A convergência tecnológica entre instituições financeiras
A convergência tecnológica entre instituições financeiras

10 de agosto de 2026
Um framework recente do CFA Institute descreve um fenômeno que batiza de “convergência cognitiva”: o alinhamento progressivo de arquiteturas de modelos, dados de treinamento e estruturas de decisão entre instituições que competem entre si.
Esse alinhamento ocorre à medida que a adoção de inteligência artificial se concentra em torno de um número reduzido de provedores de modelos, plataformas de dados e infraestrutura de computação compartilhada, uma tendência que o próprio documento já observa em curso na indústria financeira global.
O Risco por trás
O mecanismo por trás desse risco é relativamente intuitivo: quando instituições concorrentes dependem de modelos parecidos, treinados sobre bases de dados parecidas, elas tendem a produzir conclusões parecidas, e a chegar a essas conclusões ao mesmo tempo.
Isso comprime a diversidade de interpretação que historicamente ajudou a distribuir e absorver choques dentro do sistema, quando diferentes agentes reagem de formas diferentes a um mesmo evento.
Quando todos reagem da mesma forma, ao mesmo tempo, a velocidade e a sincronização das reações se tornam, elas mesmas, uma fonte de instabilidade.
Pesquisadores citados no documento chamam esse fenômeno de “risco de monocultura“: uma vulnerabilidade sistêmica que surge quando instituições convergem para as mesmas bases analíticas.
A Metáfora
A metáfora é precisa.
Assim como uma plantação de uma única variedade genética fica exposta a qualquer praga capaz de atacar aquela variedade específica, um mercado onde a maioria dos participantes depende da mesma infraestrutura analítica fica exposto a qualquer falha, viés ou erro sistemático embutido nessa infraestrutura compartilhada.

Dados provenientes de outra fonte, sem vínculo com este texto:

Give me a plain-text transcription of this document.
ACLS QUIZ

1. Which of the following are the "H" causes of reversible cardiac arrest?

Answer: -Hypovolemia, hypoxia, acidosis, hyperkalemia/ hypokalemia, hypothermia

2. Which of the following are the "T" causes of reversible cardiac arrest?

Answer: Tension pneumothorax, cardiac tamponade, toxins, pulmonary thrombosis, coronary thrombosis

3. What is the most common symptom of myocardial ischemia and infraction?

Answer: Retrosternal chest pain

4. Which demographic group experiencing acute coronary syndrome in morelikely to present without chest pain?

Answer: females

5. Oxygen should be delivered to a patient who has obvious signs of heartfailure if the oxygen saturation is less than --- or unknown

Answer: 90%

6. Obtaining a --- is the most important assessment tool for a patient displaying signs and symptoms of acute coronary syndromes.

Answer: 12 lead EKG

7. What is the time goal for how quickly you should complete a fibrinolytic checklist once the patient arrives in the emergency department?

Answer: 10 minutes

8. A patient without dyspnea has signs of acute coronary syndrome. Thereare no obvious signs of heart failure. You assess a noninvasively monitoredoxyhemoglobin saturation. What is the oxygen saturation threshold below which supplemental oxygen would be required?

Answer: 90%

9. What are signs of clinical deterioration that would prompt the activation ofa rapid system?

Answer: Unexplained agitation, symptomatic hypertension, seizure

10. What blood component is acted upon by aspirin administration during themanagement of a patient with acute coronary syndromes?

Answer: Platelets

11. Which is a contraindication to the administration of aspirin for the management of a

A dificuldade adicional, segundo o documento, é que as estruturas de supervisão regulatória tradicionais foram desenhadas para avaliar a solidez financeira de instituições individuais, não a concentração de risco em uma infraestrutura analítica compartilhada por grande parte do mercado ao mesmo tempo.
Ou seja, o tipo de risco que a convergência tecnológica cria ainda não tem, nas estruturas de governança e regulação vigentes, um instrumento claro de mensuração e mitigação.
Para qualquer organização, financeira ou não, que avalia adotar a mesma ferramenta de inteligência artificial amplamente usada por seus concorrentes em processos de decisão relevantes, a implicação prática é que popularidade não é sinônimo de segurança.
Pelo contrário: quanto mais concentrada a adoção de um determinado modelo ou fornecedor em um setor, maior o risco de que uma falha nesse sistema afete várias organizações ao mesmo tempo e da mesma forma.
Mapear e monitorar a dependência de provedores externos de inteligência artificial merece um lugar próprio na matriz de riscos de qualquer conselho, ao lado dos riscos operacionais e financeiros já tradicionalmente monitorados.
Referência:
NAQVI, Mona. Artificial intelligence and the future of finance: a framework for structural change. Charlottesville: CFA Institute Research and Policy Center, jul. 2026.